Москва, поздний вечер 2026 года.

Владимир Путин сидит в своём кабинете — не том, парадном, а во внутренней комнате, где стены помнят тишину.

За окнами уже темно, но снег ещё не выпал, и от этого темнота кажется особенно тяжелой.

Он смотрит на свои руки — они лежат на столе неподвижно, как две старые, уставшие ящерицы.

И тут он чувствует: в кресле напротив кто-то есть.*

Борис Ельцин. Не призрак, нет — скорее, сама мысль, принявшая знакомые очертания. Такой, каким был в последние годы: лицо в крупных, уже не весёлых складках, глаза — с той особенной грустью, которую даёт человеку понимание собственной ненужности. Ельцин молчит, и Путин тоже молчит, потому что оба знают: главное в таких разговорах говорится не словами.

Ельцин (наконец, негромко, как разговаривают с собой):
— А я ведь ушёл. Помнишь?

Девяносто девятый. Новый год.

Я тогда сказал:

«Я устал. Я ухожу».

И оставил тебе.

Молодому.

Сорока семи лет.

Думал: вот, возьмёт, понесёт, а я посмотрю со стороны и порадуюсь. И знаешь что? Двадцать лет — радовался. Двадцать лет, Вова. Шикарно. Подняли страну. Из колен — в рост, из страха — в какое-никакое достоинство. Я гордился. Честно.

Путин не отвечает. Он смотрит куда-то в угол, где под потолком медленно ползёт маленькая тень — может быть, от люстры, может быть, от его собственной усталости.

Ельцин (продолжает, словно и не ждёт ответа):
— А потом… Последние лет шесть. Не то. Не в ту сторону. Ты не думай, я не слепой и не дурак. Войны, санкции, люди — устали, озлобились. И главное: куда-то пропал тот… как его… молодой, дерзкий, который говорил: «Мочить в сортире». Ты или он? Или вы разные люди?

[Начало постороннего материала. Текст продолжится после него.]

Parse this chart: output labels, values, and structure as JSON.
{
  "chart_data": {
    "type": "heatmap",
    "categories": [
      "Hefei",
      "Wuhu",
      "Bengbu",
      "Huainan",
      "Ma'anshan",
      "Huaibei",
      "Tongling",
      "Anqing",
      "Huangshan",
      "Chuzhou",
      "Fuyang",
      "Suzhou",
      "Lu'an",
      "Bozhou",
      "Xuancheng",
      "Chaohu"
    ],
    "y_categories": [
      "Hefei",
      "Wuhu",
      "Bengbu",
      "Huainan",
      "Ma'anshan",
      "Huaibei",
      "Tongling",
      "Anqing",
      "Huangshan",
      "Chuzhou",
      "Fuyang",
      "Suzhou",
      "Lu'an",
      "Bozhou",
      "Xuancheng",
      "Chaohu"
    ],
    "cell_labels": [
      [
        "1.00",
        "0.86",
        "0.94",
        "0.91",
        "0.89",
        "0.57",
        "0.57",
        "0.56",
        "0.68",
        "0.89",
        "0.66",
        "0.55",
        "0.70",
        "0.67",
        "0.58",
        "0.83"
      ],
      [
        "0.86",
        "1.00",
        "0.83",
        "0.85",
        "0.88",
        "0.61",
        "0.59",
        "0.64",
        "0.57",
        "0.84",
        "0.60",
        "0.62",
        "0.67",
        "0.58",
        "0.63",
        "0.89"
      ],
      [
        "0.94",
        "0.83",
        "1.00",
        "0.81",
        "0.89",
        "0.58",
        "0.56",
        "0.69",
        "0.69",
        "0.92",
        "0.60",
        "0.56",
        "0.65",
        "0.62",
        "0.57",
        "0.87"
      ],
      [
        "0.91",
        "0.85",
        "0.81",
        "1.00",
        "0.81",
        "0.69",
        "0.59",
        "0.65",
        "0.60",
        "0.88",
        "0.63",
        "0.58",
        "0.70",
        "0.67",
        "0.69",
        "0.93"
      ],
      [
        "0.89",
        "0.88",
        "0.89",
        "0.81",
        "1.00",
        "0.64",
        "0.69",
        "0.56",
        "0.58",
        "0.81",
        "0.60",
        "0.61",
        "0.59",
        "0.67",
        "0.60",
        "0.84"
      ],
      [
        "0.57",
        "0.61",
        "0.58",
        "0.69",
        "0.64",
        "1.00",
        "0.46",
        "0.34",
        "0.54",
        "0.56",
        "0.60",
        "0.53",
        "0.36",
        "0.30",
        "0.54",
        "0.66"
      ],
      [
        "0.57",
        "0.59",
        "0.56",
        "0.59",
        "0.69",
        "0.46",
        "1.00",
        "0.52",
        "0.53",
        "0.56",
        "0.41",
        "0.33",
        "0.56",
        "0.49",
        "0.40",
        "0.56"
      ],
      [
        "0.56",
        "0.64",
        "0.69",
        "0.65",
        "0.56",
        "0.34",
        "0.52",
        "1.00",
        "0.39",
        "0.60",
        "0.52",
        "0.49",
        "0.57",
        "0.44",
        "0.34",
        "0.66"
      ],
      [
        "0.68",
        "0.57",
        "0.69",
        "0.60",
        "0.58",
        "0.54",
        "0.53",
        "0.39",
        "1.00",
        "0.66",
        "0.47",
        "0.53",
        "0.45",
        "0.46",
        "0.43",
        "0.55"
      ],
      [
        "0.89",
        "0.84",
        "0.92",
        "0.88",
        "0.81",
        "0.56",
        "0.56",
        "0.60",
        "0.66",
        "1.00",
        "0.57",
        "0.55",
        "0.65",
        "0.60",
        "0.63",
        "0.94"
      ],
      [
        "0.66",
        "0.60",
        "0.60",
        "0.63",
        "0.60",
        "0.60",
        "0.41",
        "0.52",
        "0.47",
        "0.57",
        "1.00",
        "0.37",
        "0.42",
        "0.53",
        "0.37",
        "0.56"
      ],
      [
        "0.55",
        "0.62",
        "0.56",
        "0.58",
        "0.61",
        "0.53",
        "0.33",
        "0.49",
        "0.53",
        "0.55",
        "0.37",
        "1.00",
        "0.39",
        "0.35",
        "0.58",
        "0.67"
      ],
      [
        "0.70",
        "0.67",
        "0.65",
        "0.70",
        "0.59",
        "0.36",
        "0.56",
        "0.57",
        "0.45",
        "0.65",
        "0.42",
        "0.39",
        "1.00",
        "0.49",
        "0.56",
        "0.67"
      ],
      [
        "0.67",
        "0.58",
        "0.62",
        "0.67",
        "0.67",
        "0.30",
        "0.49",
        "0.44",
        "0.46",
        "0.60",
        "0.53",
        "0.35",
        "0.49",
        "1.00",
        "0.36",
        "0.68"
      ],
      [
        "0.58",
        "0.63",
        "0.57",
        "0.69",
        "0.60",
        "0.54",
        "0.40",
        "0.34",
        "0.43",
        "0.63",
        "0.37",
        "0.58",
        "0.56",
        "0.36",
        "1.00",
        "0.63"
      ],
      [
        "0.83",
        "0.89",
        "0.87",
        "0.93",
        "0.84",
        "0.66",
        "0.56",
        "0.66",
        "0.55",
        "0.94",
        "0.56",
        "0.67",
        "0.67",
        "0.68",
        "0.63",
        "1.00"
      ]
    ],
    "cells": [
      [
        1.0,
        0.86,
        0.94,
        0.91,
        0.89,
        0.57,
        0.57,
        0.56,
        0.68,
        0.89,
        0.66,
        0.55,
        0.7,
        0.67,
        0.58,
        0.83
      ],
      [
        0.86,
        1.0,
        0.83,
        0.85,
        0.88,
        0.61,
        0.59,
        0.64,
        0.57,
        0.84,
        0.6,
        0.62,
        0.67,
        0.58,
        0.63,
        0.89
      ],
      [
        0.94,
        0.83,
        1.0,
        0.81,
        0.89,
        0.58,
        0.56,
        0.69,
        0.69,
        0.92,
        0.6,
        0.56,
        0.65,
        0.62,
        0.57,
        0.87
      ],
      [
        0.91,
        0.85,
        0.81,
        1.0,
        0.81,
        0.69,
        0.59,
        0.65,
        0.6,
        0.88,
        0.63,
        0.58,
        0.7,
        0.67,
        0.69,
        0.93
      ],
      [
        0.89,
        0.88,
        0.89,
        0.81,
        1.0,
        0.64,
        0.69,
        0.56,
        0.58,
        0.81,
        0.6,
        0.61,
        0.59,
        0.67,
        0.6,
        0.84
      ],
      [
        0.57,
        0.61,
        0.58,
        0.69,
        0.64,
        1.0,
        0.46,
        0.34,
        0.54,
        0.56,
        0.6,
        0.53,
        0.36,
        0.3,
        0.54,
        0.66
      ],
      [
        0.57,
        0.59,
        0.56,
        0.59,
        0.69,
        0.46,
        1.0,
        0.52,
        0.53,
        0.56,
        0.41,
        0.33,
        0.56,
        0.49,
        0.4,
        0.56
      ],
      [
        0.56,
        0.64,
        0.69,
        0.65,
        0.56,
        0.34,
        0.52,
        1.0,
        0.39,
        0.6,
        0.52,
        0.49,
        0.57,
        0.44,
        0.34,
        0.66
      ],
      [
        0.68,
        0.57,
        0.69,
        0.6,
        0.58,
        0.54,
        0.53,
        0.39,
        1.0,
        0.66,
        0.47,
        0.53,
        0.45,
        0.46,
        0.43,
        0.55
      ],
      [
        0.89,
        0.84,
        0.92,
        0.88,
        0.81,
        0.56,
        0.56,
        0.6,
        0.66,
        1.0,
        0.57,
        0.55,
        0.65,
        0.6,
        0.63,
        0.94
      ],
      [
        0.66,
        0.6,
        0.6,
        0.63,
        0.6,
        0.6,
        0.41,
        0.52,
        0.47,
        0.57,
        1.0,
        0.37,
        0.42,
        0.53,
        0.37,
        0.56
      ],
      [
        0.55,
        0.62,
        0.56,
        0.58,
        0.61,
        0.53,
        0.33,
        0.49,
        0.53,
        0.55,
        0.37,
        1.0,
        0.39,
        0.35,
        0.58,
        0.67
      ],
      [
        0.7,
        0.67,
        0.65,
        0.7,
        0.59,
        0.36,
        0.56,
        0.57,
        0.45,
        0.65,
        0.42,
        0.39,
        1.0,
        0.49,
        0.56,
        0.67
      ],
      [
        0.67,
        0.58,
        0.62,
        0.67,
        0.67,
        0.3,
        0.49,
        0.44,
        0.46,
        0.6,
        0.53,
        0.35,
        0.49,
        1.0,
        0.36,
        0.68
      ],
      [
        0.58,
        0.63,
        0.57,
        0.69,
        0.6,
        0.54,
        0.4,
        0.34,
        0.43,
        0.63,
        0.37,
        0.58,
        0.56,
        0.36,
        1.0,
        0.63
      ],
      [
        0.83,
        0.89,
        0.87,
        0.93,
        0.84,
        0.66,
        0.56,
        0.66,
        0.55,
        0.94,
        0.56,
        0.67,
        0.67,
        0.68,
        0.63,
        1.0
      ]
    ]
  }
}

Путин (наконец поднимает глаза, и в них — не гнев, а что-то тяжёлое, как старый чугун):
— Борис Николаевич, вы знаете, я вас уважаю. Всегда уважал. Но вы не понимаете. Или не хотите понять. Мир изменился. Двадцатые годы этого века — не девяностые и не нулевые. Тогда можно было договариваться. Теперь — нельзя. Или почти нельзя. И я держу. Не потому, что мне нравится. А потому, что если я отпущу — страна разлетится. Не сразу. Но разлетится.

Ельцин слушает, и на его лице появляется странное выражение — смесь стариковской жалости и упрямства.

Ельцин:
— А может, ты устал? Честно. Ты себе признайся. Может, депрессия? Я знаю, что это. Когда всё надоело, а встаёшь утром — и зачем? Только привычка. Может, маразм старческий? Или не маразм, а просто… выгорание. Человек не свечка, нельзя гореть бесконечно. Скажи: «Я устал, я ухожу». И пусть придёт новый. Молодой. Пусть страна дальше развивается. Это же наша любимая страна, Вова. Не чужая.

Путин (смотрит на Ельцина долго, так, что тот слегка отводит взгляд):
— А вы ушли. И что? Вас забыли? Нет, не забыли. Но вы ушли, потому что… потому что не могли больше. А я могу. Или мне кажется, что могу. И вот тут главный вопрос, Борис Николаевич. Честный ответ вы от меня не получите. Потому что я сам его не знаю. Я не знаю, я держусь из силы или из страха. Из любви к стране или из привычки. И это — самое страшное. Не знать, где правда, а где самообман.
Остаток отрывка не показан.